On the other hand, if your roommate causes an accident that results in serious bodily injury and property damage to another person, the actual driver’s policy will cover the bodily injury liability and the car owner’s liability covers property damaged caused by his or her car. As owner of the car, your liability insurance also covers the cost of your legal fees in the event you are sued, but if your liability limits are exceeded, the courts can attach your personal assets, such as your home, to recover damages. Liability coverage will not pay for damages beyond the limit for which you are insured.
If you lend your car to a roommate who does not have insurance, you are opening yourself up for trouble. If the damages your friend causes exceed your insurance policy limits, the injured party can come after you for medical and property damage expenses.

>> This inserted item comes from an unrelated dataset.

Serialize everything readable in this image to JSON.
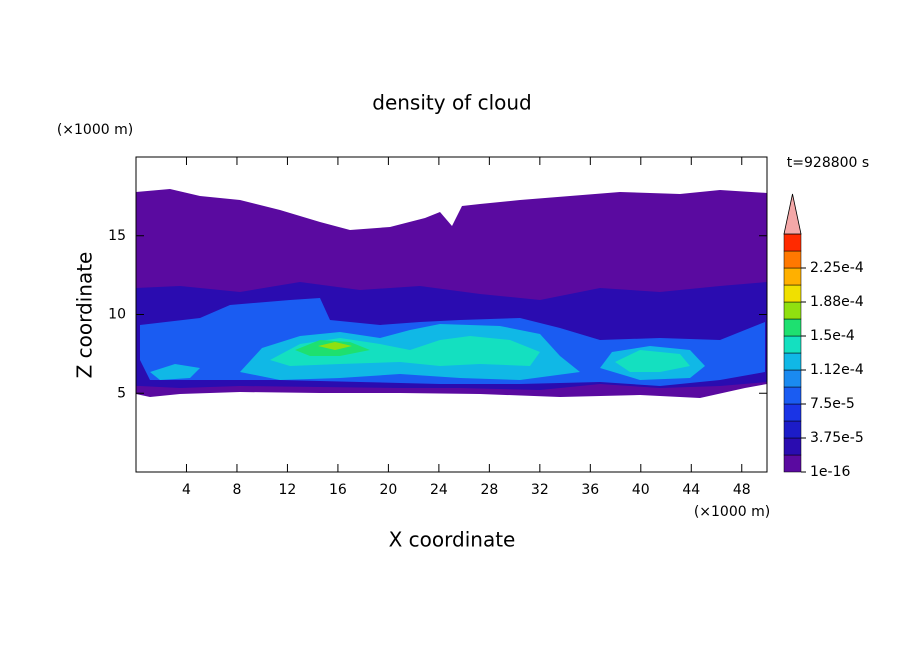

What if your roommate drives your car without your permission? You’re likely not to be held responsible for the damages because your roommate borrowed you vehicle without your knowledge. In this case, your roommate’s insurance will kick in first. If your roommate isn’t covered, you will need to use your collision insurance to cover the damages to your vehicle, and your liability coverage will cover damage to other’s property. Unfortunately, the insurance company will assume your roommate has permission to use your car unless there are clear indications that you denied permission or there are extenuating circumstances, such as a drunk friend takes your car without your knowledge.
If your car is stolen and then involved in an accident, you will not be held responsible for damages done to other people and their property, but you will probably have to use your collision insurance to pay for the damage to your car. In the unlikely event the thief has auto insurance, his company will not pay for his criminal act.
Regardless of the scenario, it is wise to understand your insurance policy and exactly what it covers and when. Just as important, exercise common sense when loaning your car to roommates, friends, and relatives.